Despite the often bright statements announced by the Chinese official, the current approach to global politics is centered around a strategy of bandwagoning and transcending. This means that first China adopts to the US leadership and serves as a partner in various spheres, while the second stage presupposes a peaceful and gradual transition to a more democratic (balanced) world order, with more active participation of the other powers and international organizations. Chinese concept of a new order includes promotion and defense of state sovereignty, support of the role of the UN. On the other hand, constant comparison of the position of China and the USA may not draw a full picture. The Chinese leadership itself emphasized the importance of developing stronger economic and political links with other countries, thus, so as not to remain “trapped” and tied mostly in their relations with the USA.

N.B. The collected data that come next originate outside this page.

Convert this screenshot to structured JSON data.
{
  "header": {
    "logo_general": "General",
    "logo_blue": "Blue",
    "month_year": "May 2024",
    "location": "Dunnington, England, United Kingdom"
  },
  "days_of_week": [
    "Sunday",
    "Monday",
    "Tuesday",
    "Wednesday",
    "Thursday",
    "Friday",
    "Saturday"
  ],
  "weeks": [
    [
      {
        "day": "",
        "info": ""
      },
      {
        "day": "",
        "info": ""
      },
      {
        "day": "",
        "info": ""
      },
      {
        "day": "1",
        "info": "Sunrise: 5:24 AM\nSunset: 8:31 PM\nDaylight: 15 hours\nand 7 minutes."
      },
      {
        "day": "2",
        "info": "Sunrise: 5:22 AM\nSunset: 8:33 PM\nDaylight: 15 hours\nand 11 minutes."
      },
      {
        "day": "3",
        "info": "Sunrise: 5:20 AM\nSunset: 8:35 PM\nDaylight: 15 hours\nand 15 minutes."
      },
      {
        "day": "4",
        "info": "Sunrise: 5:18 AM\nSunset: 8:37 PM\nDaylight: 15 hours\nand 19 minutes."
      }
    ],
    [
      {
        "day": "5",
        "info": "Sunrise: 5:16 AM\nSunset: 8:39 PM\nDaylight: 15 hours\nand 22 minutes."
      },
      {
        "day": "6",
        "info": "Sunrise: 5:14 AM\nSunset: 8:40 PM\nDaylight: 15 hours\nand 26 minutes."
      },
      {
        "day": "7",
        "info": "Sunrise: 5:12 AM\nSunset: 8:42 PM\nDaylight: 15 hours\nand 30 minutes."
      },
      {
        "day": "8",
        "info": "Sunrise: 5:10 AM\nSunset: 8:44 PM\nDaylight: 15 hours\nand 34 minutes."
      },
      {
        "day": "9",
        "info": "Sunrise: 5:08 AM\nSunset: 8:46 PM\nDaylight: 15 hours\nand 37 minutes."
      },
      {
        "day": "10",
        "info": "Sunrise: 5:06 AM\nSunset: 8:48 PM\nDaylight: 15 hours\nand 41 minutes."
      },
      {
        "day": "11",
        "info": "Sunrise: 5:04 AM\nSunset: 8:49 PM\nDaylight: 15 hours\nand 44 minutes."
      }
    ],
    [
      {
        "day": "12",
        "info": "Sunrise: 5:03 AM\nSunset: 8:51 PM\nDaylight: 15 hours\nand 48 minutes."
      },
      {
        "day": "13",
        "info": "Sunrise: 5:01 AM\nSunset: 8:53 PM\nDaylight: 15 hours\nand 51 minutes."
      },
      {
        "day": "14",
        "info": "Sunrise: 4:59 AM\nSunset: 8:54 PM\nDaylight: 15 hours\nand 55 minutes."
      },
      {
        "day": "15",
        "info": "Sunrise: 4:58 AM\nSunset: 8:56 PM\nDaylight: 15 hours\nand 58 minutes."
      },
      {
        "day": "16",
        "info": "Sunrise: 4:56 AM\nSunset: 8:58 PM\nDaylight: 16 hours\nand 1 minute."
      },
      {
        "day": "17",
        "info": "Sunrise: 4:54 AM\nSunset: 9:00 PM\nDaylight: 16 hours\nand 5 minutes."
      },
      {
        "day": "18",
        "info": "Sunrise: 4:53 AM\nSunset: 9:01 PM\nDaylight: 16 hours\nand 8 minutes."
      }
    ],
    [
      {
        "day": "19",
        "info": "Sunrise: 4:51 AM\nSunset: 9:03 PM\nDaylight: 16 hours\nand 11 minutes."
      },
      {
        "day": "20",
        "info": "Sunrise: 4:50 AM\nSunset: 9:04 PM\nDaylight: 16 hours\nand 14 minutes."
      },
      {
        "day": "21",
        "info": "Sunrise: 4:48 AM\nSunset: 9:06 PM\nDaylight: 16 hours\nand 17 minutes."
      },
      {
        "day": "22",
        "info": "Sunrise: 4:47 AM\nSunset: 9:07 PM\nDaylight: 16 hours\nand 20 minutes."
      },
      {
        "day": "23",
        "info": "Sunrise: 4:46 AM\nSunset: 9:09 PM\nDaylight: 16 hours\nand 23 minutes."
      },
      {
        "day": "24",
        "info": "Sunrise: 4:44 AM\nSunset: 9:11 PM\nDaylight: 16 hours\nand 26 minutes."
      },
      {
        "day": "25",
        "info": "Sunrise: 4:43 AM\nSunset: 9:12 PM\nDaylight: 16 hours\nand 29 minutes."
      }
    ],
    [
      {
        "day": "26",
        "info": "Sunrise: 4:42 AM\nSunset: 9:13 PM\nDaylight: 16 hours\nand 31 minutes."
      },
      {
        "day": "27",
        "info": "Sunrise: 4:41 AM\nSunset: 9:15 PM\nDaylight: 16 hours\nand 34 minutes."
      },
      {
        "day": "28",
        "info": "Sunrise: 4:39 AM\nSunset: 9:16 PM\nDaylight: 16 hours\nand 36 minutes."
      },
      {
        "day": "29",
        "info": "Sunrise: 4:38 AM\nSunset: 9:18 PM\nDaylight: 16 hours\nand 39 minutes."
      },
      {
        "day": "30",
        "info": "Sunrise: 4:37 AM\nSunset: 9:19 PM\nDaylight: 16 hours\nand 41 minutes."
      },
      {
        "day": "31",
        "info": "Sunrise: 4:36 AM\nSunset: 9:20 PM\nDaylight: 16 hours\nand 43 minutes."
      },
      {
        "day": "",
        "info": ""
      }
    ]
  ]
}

The ever increasing role of China on the international arena make the other players to study more attentively the Chinese ideas and approach to the global order. And though the Chinese economic policies may go in line with the development of modern economic system, political suggestions may reveal a different picture, that in part center around Chinese history (especially of the last two centuries) and the ideas of retribution for national humiliation, demand for justice and equality, honorable place of China on the international arena, multilateralism; and Chinese internal policy. Although, as this essay suggests, there is no single approach to the global order and the future of the international relations proposed by the Chinese political elites and scholars, certainly whichever this approach be, it will to a large extent shape world politics in the next decades.